Economics all comes down to how you interpret the simple concept of Supply and Demand. That might be quite simple, but Economics is a social science, so there is a lot of room for error, especially when you factor in the need to try and predict the behaviour of billions of people.
Intuitively, I know that money printing is going to result in inflation, lots and lots of it, and that this could manifest itself in high bread prices, or in high house prices (most likely the latter rather than the former). But I am not going to be able to explain exactly why because I am not a trained economist.

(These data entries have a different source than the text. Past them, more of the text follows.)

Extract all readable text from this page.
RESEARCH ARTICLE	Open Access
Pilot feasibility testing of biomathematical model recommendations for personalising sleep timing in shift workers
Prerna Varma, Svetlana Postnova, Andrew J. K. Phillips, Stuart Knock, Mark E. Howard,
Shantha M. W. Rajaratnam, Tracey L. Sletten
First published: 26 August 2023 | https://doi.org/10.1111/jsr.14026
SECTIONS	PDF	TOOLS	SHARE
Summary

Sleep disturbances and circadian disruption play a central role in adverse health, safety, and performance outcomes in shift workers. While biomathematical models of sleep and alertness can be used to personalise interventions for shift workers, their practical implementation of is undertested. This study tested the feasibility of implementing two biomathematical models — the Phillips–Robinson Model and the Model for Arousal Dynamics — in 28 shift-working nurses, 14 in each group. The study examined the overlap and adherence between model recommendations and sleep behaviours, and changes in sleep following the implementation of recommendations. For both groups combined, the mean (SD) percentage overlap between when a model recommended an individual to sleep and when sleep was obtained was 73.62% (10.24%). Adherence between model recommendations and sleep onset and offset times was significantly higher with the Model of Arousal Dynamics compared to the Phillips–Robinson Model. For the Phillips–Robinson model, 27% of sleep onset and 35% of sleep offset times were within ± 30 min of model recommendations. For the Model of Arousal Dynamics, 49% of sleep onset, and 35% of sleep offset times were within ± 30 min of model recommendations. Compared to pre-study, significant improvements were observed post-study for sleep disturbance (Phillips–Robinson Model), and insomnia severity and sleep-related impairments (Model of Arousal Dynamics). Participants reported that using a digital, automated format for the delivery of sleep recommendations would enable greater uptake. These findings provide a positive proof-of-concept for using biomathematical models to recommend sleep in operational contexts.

And when clever academics like Professor Kelton or L. Randall Wray write their books and tell me that MMT is NOT money printing (it is all keystrokes on a computer) and that it is not going to cause rampant inflation, I end up scratching my head and wondering how to rebut these assertions.
Thankfully, the answer was sitting in another book on my coffee table (a giant pile of unread books I am slowing getting around to reading), financial guru Jim Rickard’s most recent book, Aftermath. Rickard is one of those people who writes about doom and gloom and how you should stock up on gold for when the Financial Zombie Apocalypse finally hits.

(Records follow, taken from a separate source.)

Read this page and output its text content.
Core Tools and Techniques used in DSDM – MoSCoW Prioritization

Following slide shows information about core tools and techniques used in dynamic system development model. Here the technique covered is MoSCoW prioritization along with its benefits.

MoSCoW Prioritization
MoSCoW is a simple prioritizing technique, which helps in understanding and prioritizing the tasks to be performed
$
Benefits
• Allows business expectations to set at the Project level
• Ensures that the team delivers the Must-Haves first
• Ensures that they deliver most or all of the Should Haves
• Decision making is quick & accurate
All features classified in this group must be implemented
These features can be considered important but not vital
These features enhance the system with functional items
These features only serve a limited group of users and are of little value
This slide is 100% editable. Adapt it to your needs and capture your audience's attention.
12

In his chapter ‘Free Money’, Rickard demolishes MMT. He asserts that there are two related factors which the MMT acolytes do not take into account when blithely arguing that the US or Australian governments can create as much money as they like (and they should). Those are confidence, and velocity. When confidence in a currency drops, the velocity of money increases, ie people are going to change their money into other goods (eg gold coins, shotgun shells, tinned food, toilet paper etc) and will be doing so at a faster and faster speed, forcing the price of those goods to go up as confidence in the currency goes down. Ergo inflation, and possibly hyper-inflation.
Thank you Mr Rickard for providing me a sensible rebuttal of Money Monetary Theory and restoring my trust in my own sanity. Now I will resume stock piling toilet paper and packs of dry pasta for when the tough times really hit.